Plaintiff responds that documents attached to his opposition show that American Airlines was responsible for maintaining the elevator, including a letter from the San Juan International Airport to Plaintiff stating that:
Our investigation showed that the area where you have informed this accident occurred, the escalator that leads to the Immigration Department from American Eagle arrivals gate, is under the care, custody, and control of American Airlines/American Eagle. The maintenance of this area, including the escalator, is responsibility [sic] of American Airlines/American Eagle.
(Doc. 7-1)
On a motion to dismiss, however, the Court may not consider documents attached to Plaintiff's opposition, unless they are "integral or explicitly relied upon in the complaint." In re Burlington Coat Factory Sec. Litig., 114 F.3d 1410, 1426 (3d Cir. 1997) (internal citations and quotations omitted); Glasgow v. Veolia Water North America Operating Services LLC, 2010 WL 3780966, at *2 (D.V.I. 2010) (Finch, J.) (declining to consider affidavits and letters attached to opposition to motion to dismiss because they were not integral to or explicitly relied on in the complaint). These documents are not integral to nor relied upon in the Complaint. Furthermore, even if the Court accepted this letter as being part of the Complaint, there are no facts showing the basis for Defendant's duty to Plaintiff, how Defendant breached that duty, or how that breach proximately caused Plaintiff's injuries.

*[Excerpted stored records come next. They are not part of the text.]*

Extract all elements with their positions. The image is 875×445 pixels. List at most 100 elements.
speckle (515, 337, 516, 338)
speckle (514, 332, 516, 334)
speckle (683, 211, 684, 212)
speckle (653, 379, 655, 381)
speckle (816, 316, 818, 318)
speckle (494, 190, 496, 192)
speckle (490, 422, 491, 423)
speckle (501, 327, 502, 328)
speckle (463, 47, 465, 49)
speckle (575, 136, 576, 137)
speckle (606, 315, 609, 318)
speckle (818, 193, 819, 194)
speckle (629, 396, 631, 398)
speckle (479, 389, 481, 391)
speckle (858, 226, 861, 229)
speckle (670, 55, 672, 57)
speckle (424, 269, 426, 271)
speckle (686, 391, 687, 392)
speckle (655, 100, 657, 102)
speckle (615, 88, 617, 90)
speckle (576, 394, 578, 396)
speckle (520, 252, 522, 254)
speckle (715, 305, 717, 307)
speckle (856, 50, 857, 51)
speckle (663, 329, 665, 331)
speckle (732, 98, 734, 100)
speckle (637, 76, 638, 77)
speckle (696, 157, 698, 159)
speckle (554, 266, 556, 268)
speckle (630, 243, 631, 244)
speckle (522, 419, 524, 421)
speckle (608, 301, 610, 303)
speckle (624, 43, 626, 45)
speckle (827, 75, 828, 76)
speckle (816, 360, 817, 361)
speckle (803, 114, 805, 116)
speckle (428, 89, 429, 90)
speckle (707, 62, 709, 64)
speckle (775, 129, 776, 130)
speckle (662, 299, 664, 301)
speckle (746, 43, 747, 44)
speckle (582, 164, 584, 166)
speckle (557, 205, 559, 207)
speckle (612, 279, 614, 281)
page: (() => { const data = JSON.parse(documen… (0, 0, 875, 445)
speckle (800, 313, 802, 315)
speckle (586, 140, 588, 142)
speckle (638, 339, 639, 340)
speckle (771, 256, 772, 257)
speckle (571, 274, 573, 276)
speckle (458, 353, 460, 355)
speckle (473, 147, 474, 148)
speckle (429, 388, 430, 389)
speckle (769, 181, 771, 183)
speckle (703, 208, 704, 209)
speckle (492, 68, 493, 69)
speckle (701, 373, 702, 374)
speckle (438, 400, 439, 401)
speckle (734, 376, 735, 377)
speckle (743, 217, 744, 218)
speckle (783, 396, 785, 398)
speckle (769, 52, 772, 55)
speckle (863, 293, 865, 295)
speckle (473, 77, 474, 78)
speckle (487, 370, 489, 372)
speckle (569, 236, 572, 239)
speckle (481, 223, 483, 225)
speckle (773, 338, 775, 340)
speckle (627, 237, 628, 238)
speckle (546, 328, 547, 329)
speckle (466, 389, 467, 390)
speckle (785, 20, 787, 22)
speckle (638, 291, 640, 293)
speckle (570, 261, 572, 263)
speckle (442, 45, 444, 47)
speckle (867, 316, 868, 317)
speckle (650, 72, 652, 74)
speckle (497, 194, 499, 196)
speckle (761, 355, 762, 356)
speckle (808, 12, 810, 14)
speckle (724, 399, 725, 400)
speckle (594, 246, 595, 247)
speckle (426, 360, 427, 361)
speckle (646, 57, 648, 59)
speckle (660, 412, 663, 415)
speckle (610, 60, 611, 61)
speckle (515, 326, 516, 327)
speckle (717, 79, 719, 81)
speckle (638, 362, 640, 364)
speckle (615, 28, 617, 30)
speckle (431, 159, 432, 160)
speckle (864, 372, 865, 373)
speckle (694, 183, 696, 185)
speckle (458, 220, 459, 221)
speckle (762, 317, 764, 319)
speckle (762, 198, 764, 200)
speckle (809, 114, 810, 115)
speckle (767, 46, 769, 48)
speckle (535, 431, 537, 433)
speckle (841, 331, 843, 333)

Similarly, Plaintiff has not alleged facts that, if true, plausibly show that American Airlines is liable to Plaintiff under a products liability theory. To state a cause of action for strict products liability in the Virgin Islands, a plaintiff must allege "(1) the existence of a defect, (2) in an unreasonable dangerous condition, (3) which proximately causes the injury." Bodley v. Foster Wheeler Energy Corp., 2011 WL 1576673, at *2 (D.V.I 2011) (citing Matos, 2009 WL 2477516, at *6; see also Murray v. Fairbanks Morse, 610 F.2d 149, 154 (3d Cir. 1979) (same); Restatement (Second) of Torts § 402A (1965). Here, Plaintiff has not alleged facts supporting any of these elements. Moreover, Plaintiff has not alleged facts showing a relationship between American Airlines and the escalator sufficient to hold it liable under a products liability theory. See, e.g., Bodley, 2011 WL 1576673, at *2 ("[T]he plaintiff must establish that the defendant was `engaged in the business of selling' the product and that the product reached the user without a `substantial change' in condition to that in which it was sold.") (citing Matos, 2009 WL 2477516, at *6).
III. Conclusion
For the reasons stated above, it is hereby
ORDERED that Defendant's Motion Requesting Order is GRANTED;
ORDERED that Defendant's Motion to Dismiss is GRANTED; Plaintiff's Complaint is DISMISSED WITHOUT PREJUDICE;
ORDERED that Plaintiff has thirty days from the date of this Order to file an Amended Complaint.